After the initial limited series, Digitek made no further appearances in Marvel UK comics (and within a couple of years, the Marvel UK line of comics had ceased publication) - the character made no other actual appearances until 2009, though he was mentioned by Robbie Baldwin during the Civil War event and in referred to by a character in Captain Britain and MI13. He also received an entry in the most recent Official Handbook of the Marvel Universe.

The final issue of Captain Britain and MI13 included a cameo appearance by Digitek, confirming that he is working as a reserve agent for MI:13.

Fictional character biography
The story of Digitek begins at the Mys-Tech organization. Kether Troop, a team of Mys-Tech mercenaries tasked with recovering alien technology from alternate dimensions, manage to retrieve a product called Protosilicon from an unknown source and installs it on an item known as Jump 61. Technological analysis of the item followed, and Jonathan Byrant is assigned as its Project Leader. His supervisor, Mr. Grant, sabotages the project with a computer virus, but Jonathan somehow gains a vision of this. He rushes back to the facility. He arrives just as the building explodes, and is believed to have been killed. Unknown to all he survives and finds that the suit has bonded with him. Choosing to use his powers for good, Jonathan decides to call himself after the project: Digitek. His first opponents are the villains known as Bacillicons, three mercenaries who had been similarly transformed, but are warped by the virus.

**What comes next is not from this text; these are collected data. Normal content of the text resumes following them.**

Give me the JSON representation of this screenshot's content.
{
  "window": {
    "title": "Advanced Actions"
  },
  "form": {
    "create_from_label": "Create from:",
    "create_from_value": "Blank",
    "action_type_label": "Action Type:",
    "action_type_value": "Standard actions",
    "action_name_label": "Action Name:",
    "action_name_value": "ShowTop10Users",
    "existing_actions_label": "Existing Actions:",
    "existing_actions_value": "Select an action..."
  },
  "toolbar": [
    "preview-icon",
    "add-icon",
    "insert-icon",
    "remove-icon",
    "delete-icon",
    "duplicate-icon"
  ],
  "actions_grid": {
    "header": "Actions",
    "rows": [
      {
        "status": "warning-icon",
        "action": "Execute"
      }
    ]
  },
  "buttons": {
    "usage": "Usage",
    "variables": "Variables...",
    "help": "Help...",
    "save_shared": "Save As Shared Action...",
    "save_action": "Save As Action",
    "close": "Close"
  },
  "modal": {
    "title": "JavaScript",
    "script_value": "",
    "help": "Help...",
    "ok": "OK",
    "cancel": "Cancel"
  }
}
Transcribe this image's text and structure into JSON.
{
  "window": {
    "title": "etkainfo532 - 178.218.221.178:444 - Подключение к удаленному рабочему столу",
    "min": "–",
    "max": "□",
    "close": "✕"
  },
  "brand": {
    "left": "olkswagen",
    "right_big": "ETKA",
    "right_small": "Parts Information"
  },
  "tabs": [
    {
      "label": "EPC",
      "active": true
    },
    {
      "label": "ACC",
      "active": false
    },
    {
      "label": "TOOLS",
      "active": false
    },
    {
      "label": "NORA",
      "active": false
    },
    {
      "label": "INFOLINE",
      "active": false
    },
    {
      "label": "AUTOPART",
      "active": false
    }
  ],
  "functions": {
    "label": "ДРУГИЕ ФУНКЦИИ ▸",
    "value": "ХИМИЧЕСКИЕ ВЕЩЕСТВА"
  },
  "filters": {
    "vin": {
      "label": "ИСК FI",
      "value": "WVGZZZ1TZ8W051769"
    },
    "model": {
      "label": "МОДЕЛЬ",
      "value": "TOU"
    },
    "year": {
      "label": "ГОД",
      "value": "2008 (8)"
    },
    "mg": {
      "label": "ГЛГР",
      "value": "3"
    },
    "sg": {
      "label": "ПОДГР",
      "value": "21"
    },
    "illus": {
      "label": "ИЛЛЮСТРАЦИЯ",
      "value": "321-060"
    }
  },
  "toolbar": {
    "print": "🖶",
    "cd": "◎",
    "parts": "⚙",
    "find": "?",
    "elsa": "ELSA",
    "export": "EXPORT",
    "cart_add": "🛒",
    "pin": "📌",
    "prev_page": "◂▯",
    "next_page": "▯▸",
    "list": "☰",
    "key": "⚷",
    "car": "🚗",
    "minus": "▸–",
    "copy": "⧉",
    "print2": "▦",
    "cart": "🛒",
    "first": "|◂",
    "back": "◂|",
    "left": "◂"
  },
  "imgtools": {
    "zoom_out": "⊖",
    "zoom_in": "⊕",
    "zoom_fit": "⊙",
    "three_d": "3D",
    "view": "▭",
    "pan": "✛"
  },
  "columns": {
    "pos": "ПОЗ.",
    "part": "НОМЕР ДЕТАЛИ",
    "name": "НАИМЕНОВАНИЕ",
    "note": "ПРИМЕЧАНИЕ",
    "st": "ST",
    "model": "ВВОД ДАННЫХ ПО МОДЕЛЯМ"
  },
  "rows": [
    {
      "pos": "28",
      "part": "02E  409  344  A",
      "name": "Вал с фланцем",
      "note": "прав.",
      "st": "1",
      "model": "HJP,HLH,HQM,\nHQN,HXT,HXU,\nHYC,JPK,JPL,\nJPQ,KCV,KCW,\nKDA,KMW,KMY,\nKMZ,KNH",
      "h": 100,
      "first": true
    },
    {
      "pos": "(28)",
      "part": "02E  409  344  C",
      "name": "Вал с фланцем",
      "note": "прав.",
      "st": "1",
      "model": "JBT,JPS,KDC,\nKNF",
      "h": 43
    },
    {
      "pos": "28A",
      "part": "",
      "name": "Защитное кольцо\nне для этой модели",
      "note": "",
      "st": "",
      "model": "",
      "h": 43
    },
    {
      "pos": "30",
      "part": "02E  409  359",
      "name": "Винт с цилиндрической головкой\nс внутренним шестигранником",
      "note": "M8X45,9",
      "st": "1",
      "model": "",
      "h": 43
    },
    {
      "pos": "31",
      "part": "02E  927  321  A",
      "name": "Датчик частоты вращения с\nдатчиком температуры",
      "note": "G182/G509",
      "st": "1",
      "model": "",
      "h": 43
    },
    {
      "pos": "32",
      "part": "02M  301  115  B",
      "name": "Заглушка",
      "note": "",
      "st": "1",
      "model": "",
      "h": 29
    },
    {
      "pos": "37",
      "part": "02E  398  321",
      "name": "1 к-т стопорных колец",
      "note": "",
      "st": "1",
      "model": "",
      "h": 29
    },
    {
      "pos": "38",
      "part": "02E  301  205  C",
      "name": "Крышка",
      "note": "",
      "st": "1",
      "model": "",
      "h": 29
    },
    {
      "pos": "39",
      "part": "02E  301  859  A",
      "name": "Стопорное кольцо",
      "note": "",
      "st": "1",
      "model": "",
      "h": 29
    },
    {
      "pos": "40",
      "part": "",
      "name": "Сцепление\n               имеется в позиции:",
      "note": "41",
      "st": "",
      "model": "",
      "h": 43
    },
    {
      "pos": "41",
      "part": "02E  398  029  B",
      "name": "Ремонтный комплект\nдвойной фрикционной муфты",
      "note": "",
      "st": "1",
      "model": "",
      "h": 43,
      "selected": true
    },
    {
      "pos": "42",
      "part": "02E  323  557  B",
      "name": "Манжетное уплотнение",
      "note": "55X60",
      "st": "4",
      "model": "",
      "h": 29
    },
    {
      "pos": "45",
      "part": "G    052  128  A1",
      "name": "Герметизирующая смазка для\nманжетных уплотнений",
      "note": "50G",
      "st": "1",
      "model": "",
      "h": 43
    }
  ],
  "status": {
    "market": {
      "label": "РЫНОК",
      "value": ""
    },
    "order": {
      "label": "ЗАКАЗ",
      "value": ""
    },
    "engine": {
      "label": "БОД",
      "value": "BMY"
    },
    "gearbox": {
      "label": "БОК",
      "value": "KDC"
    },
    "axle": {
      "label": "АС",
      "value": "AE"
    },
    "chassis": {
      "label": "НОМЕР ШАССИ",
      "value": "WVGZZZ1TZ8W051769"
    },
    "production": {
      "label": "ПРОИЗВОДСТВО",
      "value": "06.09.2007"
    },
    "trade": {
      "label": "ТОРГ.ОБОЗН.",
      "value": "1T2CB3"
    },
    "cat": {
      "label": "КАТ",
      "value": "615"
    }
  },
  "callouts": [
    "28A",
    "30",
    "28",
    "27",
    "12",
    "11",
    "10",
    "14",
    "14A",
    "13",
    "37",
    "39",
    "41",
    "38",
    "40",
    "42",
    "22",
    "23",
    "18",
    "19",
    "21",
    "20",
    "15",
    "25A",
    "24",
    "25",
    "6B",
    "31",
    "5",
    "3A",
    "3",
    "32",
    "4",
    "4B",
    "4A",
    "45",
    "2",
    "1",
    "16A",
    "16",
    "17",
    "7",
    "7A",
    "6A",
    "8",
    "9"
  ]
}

When Psi-Key is attacked by the virus, she broadcasts a worldwide distress signal, which locks onto the cyborg hero Deathlok. Deathlok is then transported to the UK. Together the two heroes defeat the Bacillicons, parting as friends.

Civil War and MI:13
Digitek is later mentioned as having joined the heroes opposing the Super Hero Registration Act during the Superhuman Civil War. Apprehended by S.H.I.E.L.D., Digitek seemingly commits suicide by transforming his arm into an M-110 particle shotgun and shooting himself. S.H.I.E.L.D. considers Digitek's suicide to be a possible hoax to allow the vigilante to escape from the Negative Zone Prison, as his CPU did not suffer terminal damage.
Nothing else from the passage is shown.